To this end, we have developed ligand-dependent chimeric Cre recombinases, so-called CreER recombinases. They consist of Cre fused to mutated hormone binding domains of the estrogen receptor. The CreER recombinases are inactive, but can be activated by the synthetic estrogen receptor ligand tamoxifen, therefore allowing for external temporal control of Cre activity. Indeed, by combining tissue-specific expression of a CreER recombinase with its tamoxifen-dependent activity, the excision of ‘floxed’ chromosomal DNA can be controlled both spatially and temporally by administration of tamoxifen to the mouse. Our current efforts are primarily directed towards further refining ligand-activated site-specific recombination in mice. Specifically, we try...
... to increase the efficiency of the system in mice by using novel ‘high-sensitivity’ CreER-like recombinases,
... to develop CreER-based methods to genetically label wild-type and knockout cells and to follow their fate during embryonic development or during disease progression in the adult animal (Cre/lox-assisted cell fate mapping)
... to use spatio-temporally controlled somatic mutagenesis to study the role of selected genes in the cardiovascular and nervous system.
(a) Tissue-specific gene inactivation is based on excision of a loxP(triangle)-flanked exon (E) in Cre (C)-expressing cells (shaded oval).

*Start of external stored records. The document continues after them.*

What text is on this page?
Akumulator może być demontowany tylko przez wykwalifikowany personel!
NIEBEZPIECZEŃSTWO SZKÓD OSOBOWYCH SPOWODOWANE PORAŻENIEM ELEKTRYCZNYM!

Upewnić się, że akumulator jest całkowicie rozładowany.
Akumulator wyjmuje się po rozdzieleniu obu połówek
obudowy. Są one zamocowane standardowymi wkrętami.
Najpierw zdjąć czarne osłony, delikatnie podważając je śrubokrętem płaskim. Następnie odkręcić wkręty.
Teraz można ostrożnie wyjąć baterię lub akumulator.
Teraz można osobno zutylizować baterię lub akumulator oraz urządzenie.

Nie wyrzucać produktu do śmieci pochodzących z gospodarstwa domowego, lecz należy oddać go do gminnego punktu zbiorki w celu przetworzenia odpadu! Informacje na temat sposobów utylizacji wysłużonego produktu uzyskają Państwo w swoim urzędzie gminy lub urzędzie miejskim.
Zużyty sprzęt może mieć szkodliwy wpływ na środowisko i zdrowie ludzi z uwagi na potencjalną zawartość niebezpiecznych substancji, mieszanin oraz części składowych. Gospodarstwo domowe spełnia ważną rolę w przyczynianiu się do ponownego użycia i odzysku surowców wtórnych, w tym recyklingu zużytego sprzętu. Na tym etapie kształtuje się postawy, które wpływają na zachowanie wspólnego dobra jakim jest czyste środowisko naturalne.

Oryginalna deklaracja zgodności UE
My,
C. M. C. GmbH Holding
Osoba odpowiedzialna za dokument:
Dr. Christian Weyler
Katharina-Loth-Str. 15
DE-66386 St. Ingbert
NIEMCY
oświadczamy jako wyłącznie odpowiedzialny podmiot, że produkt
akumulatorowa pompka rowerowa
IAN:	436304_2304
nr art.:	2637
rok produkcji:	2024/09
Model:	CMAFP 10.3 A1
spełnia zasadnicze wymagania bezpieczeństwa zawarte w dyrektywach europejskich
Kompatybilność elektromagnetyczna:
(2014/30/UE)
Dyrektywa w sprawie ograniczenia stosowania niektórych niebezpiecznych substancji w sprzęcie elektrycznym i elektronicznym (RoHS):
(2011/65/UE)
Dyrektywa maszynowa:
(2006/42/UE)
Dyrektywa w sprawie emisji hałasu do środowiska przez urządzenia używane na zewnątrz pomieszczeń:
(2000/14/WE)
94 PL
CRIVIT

(b) Temporal control over recombination can be obtained by using a ligand-dependent Cre recombinase (LC) that is inactive in the absence (boxed LC) and active in the presence (circled LC*) of a synthetic ligand (*). Spatio-temporally controlled somatic mutagenesis can be achieved by tissue-specific expression of a ligand-dependent recombinase.
A major aim of our future projects is to improve our understanding of the in vivo biochemistry of cGMP signalling under normal and pathological conditions. We will use conditional genetic approaches combined with live cell imaging to further dissect the molecular mechanisms that regulate cell plasticity during vascular remodelling, learning, and ageing. An important question is how the cGMP-cGKI system regulates proliferation, apoptosis, and differentiation of cells. We will also further develop the conditional recombination technology, for instance, to follow the fate of selected cells during disease processes (cell fate mapping).
To study biochemistry and cell biology in a living mammalian organism to gain new insights into complex biological systems.
In particular, to understand the role of cellular plasticity in physiological and pathological processes such as learning, ageing, and atherosclerosis.